Alors on pourrait bien se régaler de voir ces belles églises bien photographiées. Certes. 
Et les images (et non photographies) de Monsieur Fouillet sont de belles images. Elles donnent à voir et c'est déjà ça. Mais pourquoi poursuivre encore ce regard épuisé de l'objectivité sur des lieux qui sont habités ? Et surtout pourquoi appuyer ce travail sur le mépris d'un autre genre qui est pourtant dans l'ensemble de ses qualités simplement le précurseur de tout ce petit monde ?
Pour s'inventer une légitimité ?
Comme je sais que Monsieur Fouillet doit tomber régulièrement sur mon blog, je lui fais ces quelques cadeaux pour ses prochaines visites. Nous, nous continuons ici à travailler, on vous laisse la promenade. Vous plongerez dans ces cartes postales avec votre mépris pour cet Art, cela vous donnera l'occasion de  faire des images.


1 église de Donges, Dorian Architectes, les artistes paysagistes éditeurs
2 église de Pontmain, Chapelle de Marie immaculée.
3 église de St Jean Apôtre, Maurice Blanc architecte, d'après Kodak Ektachrome éditions André.
4 Cathédrale de Coventry, Pitkin Pictorial postacards éditeur.

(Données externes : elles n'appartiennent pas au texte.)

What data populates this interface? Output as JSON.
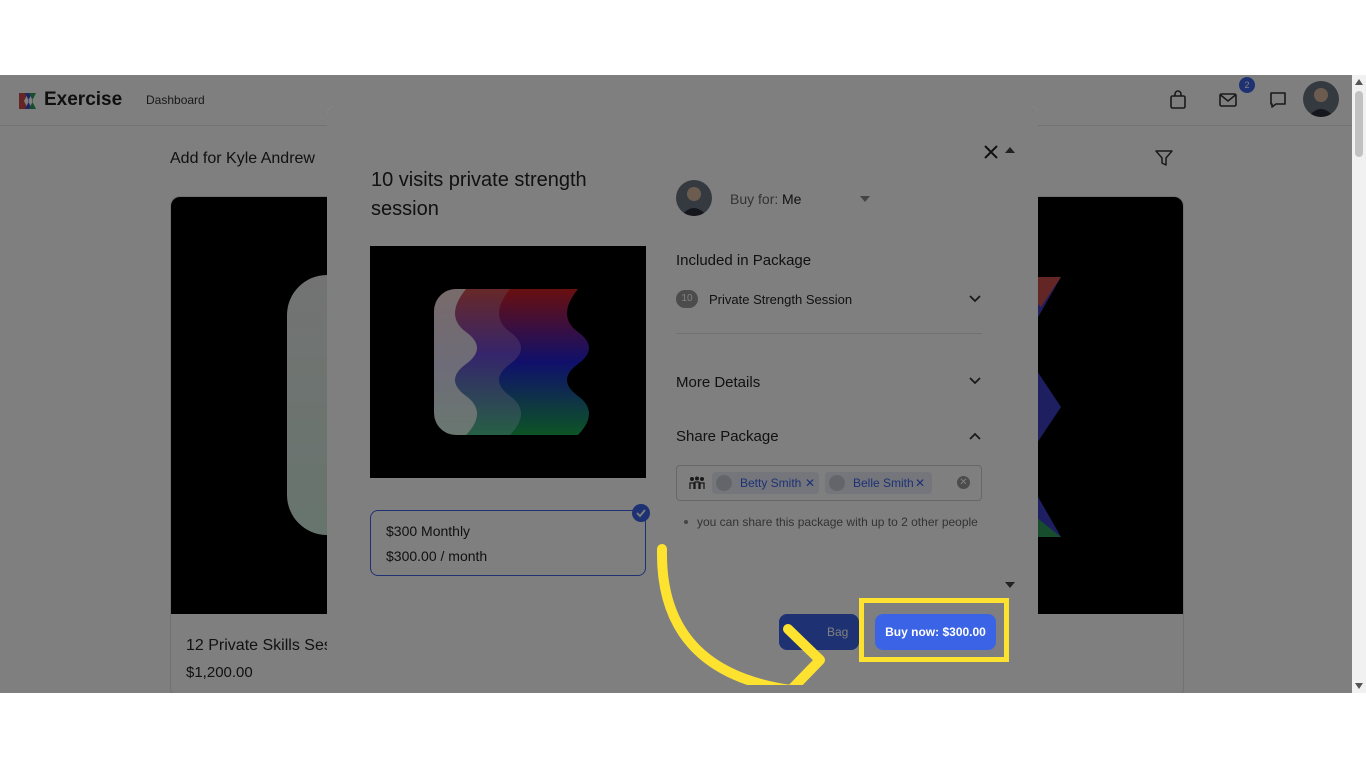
{
  "app": {
    "brand": "Exercise",
    "nav_dashboard": "Dashboard",
    "notification_count": "2"
  },
  "page": {
    "heading": "Add for Kyle Andrew"
  },
  "card": {
    "title": "12 Private Skills Ses",
    "price": "$1,200.00"
  },
  "modal": {
    "title": "10 visits private strength session",
    "buy_for_label": "Buy for:",
    "buy_for_value": "Me",
    "included_heading": "Included in Package",
    "included_count": "10",
    "included_item": "Private Strength Session",
    "more_details": "More Details",
    "share_heading": "Share Package",
    "shared_with": [
      "Betty Smith",
      "Belle Smith"
    ],
    "share_hint": "you can share this package with up to 2 other people",
    "price_option": {
      "name": "$300 Monthly",
      "amount": "$300.00 / month"
    },
    "bag_button": "Bag",
    "buy_button": "Buy now: $300.00"
  },
  "colors": {
    "accent": "#3b63e6",
    "highlight": "#fde330"
  },
  "icons": [
    "logo-icon",
    "shopping-bag-icon",
    "mail-icon",
    "chat-icon",
    "filter-icon",
    "close-icon",
    "chevron-down-icon",
    "chevron-up-icon",
    "people-icon",
    "check-icon"
  ]
}
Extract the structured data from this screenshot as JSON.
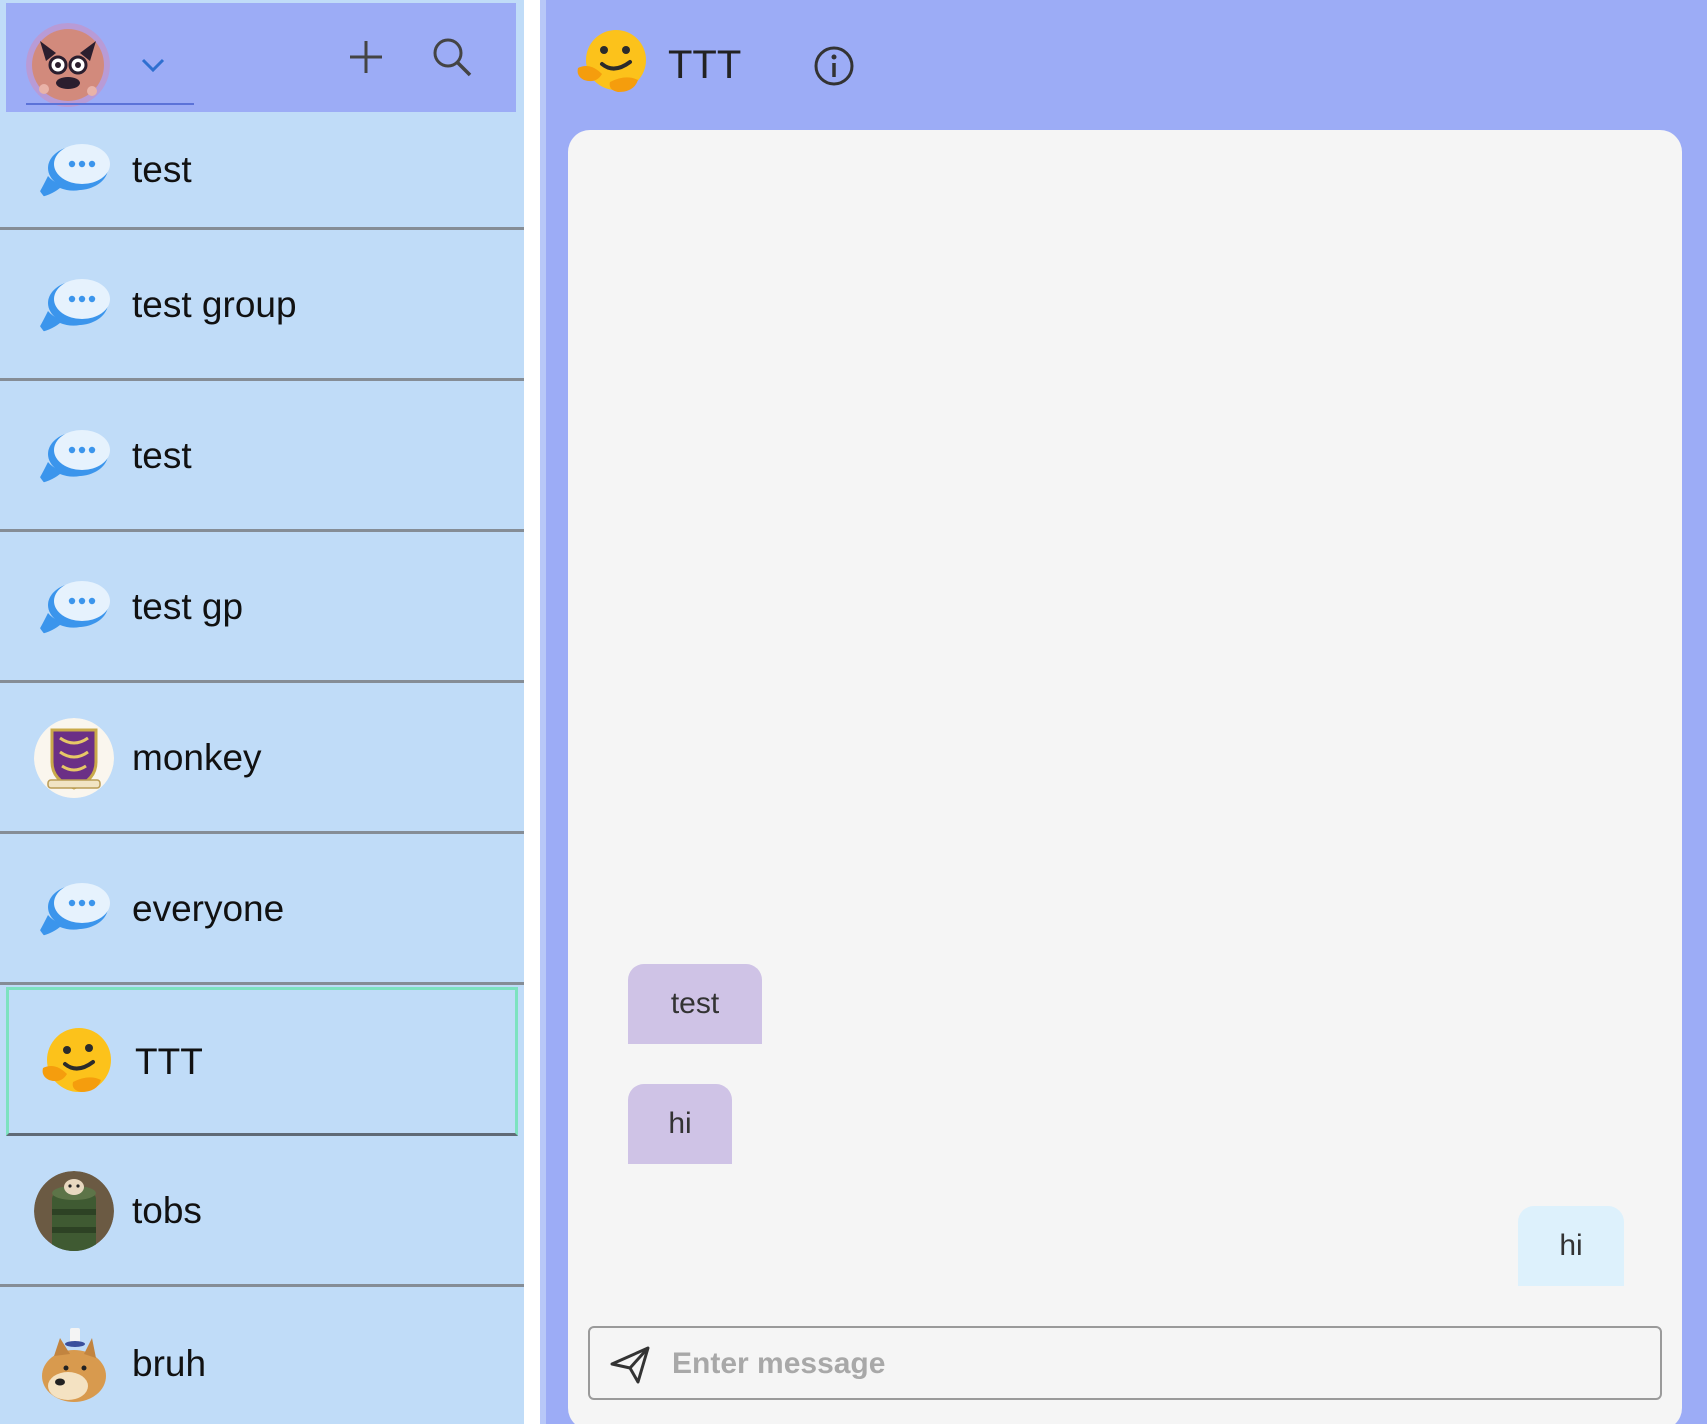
{
  "sidebar": {
    "header": {
      "user_avatar_icon": "fox-avatar-icon",
      "dropdown_icon": "chevron-down-icon",
      "add_icon": "plus-icon",
      "search_icon": "search-icon"
    },
    "chats": [
      {
        "label": "test",
        "avatar": "chat-bubble-icon"
      },
      {
        "label": "test group",
        "avatar": "chat-bubble-icon"
      },
      {
        "label": "test",
        "avatar": "chat-bubble-icon"
      },
      {
        "label": "test gp",
        "avatar": "chat-bubble-icon"
      },
      {
        "label": "monkey",
        "avatar": "crest-avatar"
      },
      {
        "label": "everyone",
        "avatar": "chat-bubble-icon"
      },
      {
        "label": "TTT",
        "avatar": "hugging-face-emoji",
        "selected": true
      },
      {
        "label": "tobs",
        "avatar": "cat-in-can-avatar"
      },
      {
        "label": "bruh",
        "avatar": "doge-avatar"
      }
    ]
  },
  "room": {
    "title": "TTT",
    "avatar": "hugging-face-emoji",
    "info_icon": "info-icon"
  },
  "messages": [
    {
      "text": "test",
      "direction": "incoming"
    },
    {
      "text": "hi",
      "direction": "incoming"
    },
    {
      "text": "hi",
      "direction": "outgoing"
    }
  ],
  "composer": {
    "placeholder": "Enter message",
    "value": "",
    "send_icon": "send-icon"
  },
  "colors": {
    "sidebar_bg": "#c0dcf8",
    "header_bg": "#9cacf6",
    "panel_bg": "#f5f5f5",
    "incoming_bubble": "#cfc3e6",
    "outgoing_bubble": "#ddf1fc",
    "selected_border": "#7de2c0",
    "chat_bubble_icon": "#3b95ec"
  }
}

dernière : église St Canisius, Berlin, Hofbauer architecte, éditions Wienand Stockmann.

1 commentaire:

  1. Pour compléter ce brillant texte de David, procurez vous "Eglises d'aujourd'hui patrimoine de demain. Colloque sur l'architecture religieuse contemporaine "Spritualité et art, 1998 (176 pages); "car l'autel chrétien, à la différence de ceux d'autres religions, est par son origine et par nature une merveille de discrétion, d'équilibre et d'intériorité. Son caractère "sacrée (ou spécifique) n'est pas celui d'un monument, d'un objet ou d'une chose ; il est directement lié au mystère personnel du Christ et de Pâque, à la dernière Cène, au repas du Seigneur".../..."Et nous pouvons penser que malgré nos habitudes contraires - qui vont à la monumentalité, aux grands emmarchements, à la scénographie- c'est précisément cette qualité personnelle de présence que nous recherchons d'instinct lorsque nous entrons dans une église et que nous avançons vers l'autel."